Florida’s Governor Is Banning Children From Using Social Media

Governor Ron DeSantis of Florida has greenlit a new law aimed at regulating how children use social media, all in a bid to shield them from the possible mental health pitfalls linked to online platforms. According to this law, kids under 14 are forbidden from having their own social media accounts, while those aged 14 and 15 require their parents’ nod of approval.

To ensure compliance, social media platforms are obligated to shut down accounts belonging to underage users and put in place verification processes handled by third parties. Originally, there was talk of an outright ban for those under 16, but the bill underwent changes to include parental consent, with DeSantis stressing the importance of parental rights in this decision.

Expected to kick in on January 1, 2025, this law underscores worries about how excessive social media use can harm children’s mental health, leading to concerns like anxiety and depression.

While proponents of the bill applaud its potential to mitigate these risks, critics contend that it encroaches upon First Amendment liberties and parental authority. Meta, the corporate parent of popular social media platforms like Instagram and Facebook, has opposed the legislation, citing apprehensions regarding parental discretion and data privacy. Instead, Meta has advocated for federal legislation governing online application stores as a more appropriate solution.

“Social media harms children in a variety of ways,” DeSantis said in a statement. He said the legislation “gives parents a greater ability to protect their children.”

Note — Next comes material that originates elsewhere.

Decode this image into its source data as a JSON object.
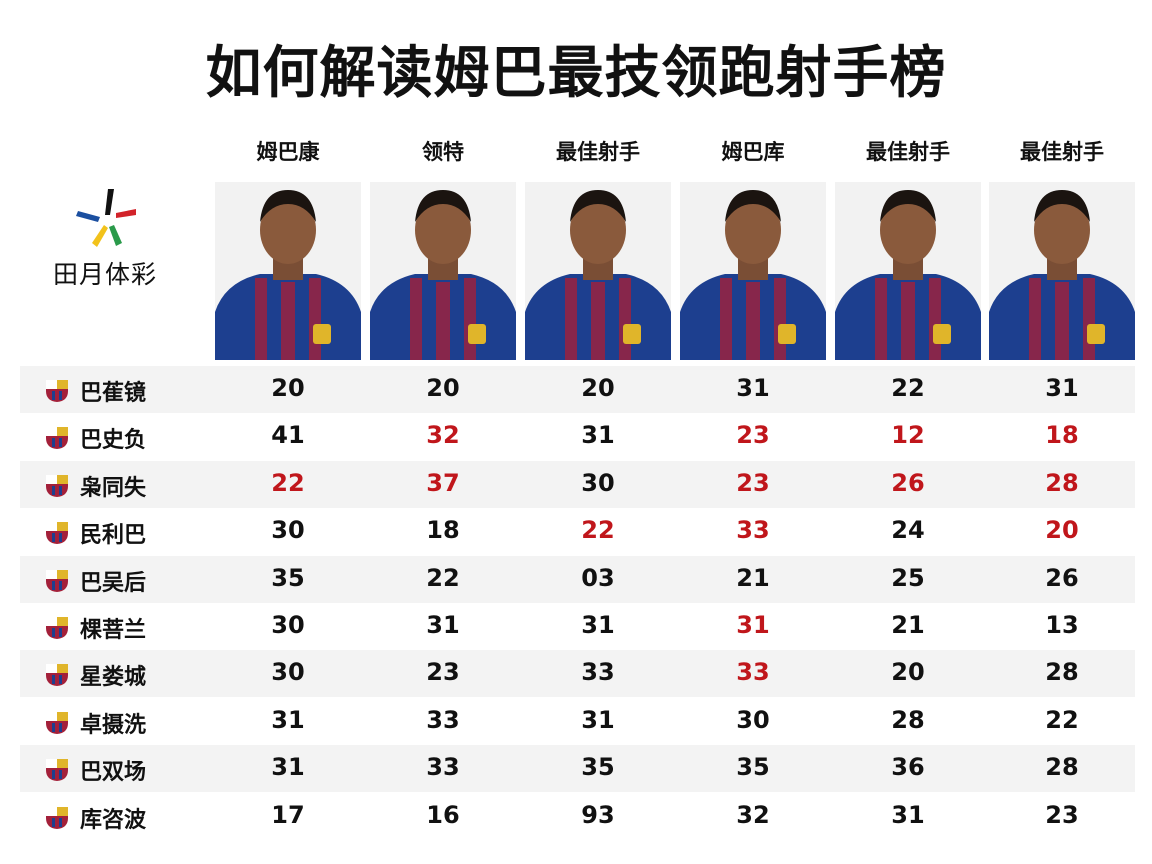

The bill targets social media platforms featuring elements like infinite scrolling, reaction metrics, auto-play videos, live-streaming, and push notifications, exempting those primarily facilitating email, messaging, or texting. It mandates social media companies to permanently delete personal data from terminated accounts and allows parents to pursue civil lawsuits against non-compliant entities.

Following Utah’s example in March 2023, Florida now joins a cohort of states implementing laws to oversee children’s access to social media. This trend, mirrored by states like Arkansas, Louisiana, Ohio, and Texas, highlights mounting apprehensions regarding social media’s effects on youth. It underscores the necessity for legislative actions to tackle these concerns.